Le duc Eudes IV et la duchesse de Bourgogne, suivis de leur cour à laquelle appartient Jean, sire de Thil, arpentent la Bourgogne, recevant chaque jour à leur table leurs différents vassaux ainsi que les notabilités de chacun des lieux dans lesquels ils passent. 

 Ils se rendent aussi volontiers, dans le même équipage, à Paris pour faire leur cour au roi et à la reine.  Le duc de Bourgogne est le beau-frère de Philippe VI de Valois, devenu roi en 1328. Ce roi avait en effet épousé la sœur d’Eudes IV. Le roi de France tient en haute estime le duc de Bourgogne et prend pour conseillers plusieurs des seigneurs qui l’entourent, dont Jean, sire de Thil.

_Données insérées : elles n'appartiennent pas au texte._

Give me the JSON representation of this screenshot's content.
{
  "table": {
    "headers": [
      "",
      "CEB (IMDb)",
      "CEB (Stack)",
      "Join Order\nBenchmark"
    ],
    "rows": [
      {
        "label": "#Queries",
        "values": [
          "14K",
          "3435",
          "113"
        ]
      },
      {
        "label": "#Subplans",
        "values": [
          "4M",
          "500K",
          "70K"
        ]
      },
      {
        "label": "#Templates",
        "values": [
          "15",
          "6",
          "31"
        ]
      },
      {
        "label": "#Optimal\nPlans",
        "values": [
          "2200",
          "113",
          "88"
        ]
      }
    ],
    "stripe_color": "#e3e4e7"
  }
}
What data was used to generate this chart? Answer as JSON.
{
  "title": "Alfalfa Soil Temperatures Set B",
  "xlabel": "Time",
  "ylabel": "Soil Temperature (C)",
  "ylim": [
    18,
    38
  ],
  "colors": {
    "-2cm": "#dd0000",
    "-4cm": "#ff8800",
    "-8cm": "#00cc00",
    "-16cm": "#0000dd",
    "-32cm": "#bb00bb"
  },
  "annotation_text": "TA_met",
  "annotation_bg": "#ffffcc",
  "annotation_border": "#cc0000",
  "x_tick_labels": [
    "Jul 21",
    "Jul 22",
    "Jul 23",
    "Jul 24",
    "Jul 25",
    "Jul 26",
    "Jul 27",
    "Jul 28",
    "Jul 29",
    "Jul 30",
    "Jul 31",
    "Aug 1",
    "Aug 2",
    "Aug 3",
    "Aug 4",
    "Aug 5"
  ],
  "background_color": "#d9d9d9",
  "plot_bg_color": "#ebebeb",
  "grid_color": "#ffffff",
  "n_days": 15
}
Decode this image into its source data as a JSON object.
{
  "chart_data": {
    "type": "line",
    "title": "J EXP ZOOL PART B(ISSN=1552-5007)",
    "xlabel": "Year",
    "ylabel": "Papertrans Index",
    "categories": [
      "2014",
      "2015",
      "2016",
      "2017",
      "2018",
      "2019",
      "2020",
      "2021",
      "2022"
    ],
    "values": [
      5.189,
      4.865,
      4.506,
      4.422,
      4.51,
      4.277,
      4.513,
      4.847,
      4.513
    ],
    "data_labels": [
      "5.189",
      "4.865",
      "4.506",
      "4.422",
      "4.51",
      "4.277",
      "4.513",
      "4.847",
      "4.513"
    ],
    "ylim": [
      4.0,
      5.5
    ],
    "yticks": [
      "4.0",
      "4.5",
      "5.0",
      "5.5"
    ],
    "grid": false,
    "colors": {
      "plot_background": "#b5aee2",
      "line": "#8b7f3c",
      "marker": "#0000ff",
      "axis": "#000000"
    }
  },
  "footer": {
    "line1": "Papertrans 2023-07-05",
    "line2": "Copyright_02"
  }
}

Les “Comptes de l’hôtel de la duchesse de Bourgogne“,[2] accessibles aux archives de la Côte d’Or, retracent les étapes journalières de cette dernière. Ceux de l’année 1330 nous intéressent particulièrement.

 Mahaut d’Artois, comtesse d’Artois et de Bourgogne[3], est décédée cette année-là et Jeanne sa fille aînée, veuve de Philippe V le Long, héritière de sa mère, meurt quelques jours plus tard. La duchesse de Bourgogne, sa fille aînée, est l’héritière de l’Artois et de la Franche-Comté.  

Son époux Eudes IV, duc de Bourgogne, devient donc seigneur de l’Artois et de la Comté de Bourgogne, soit la Franche-Comté. Il va commencer par en faire hommage au roi de France.   Le 27 mars de cette année-là, Eudes IV et son épouse partent donc pour Paris avec leur suite, à laquelle appartiennent, nous l’avons dit, Jeanne, dame de Beaujeu, dame d’honneur de la duchesse de Bourgogne ainsi que Jean, sire de Thil, conseiller du roi et du duc de Bourgogne.  

 La cour de Bourgogne tout entière va résider durant six mois à Paris, participant aux fêtes qui y ont lieu, avant de partir, en septembre, prendre possession de l’Artois.

 Tout au long de ce périple à Paris puis en Artois, le duc et la duchesse sont bien sûr suivis de tous les Bourguignons qui se transportent avec eux.  Les cavalcades, les banquets, les cérémonies, les spectacles et les danses qui accompagnent les “ joyeuses entrées “ dans les villes de l’Artois vont entraîner une suite ininterrompue de réjouissances au cours desquelles Jean et Jeanne ont eu mille occasions de se rencontrer et de sympathiser.



[1] Ernest Petit, “ Histoire des ducs de Bourgogne “, t. 7, p. 60 et suivantes.

[2] Ernest Petit, ouvrage cité

[3] La comtesse de Bourgogne est comtesse de la Franche-Comté.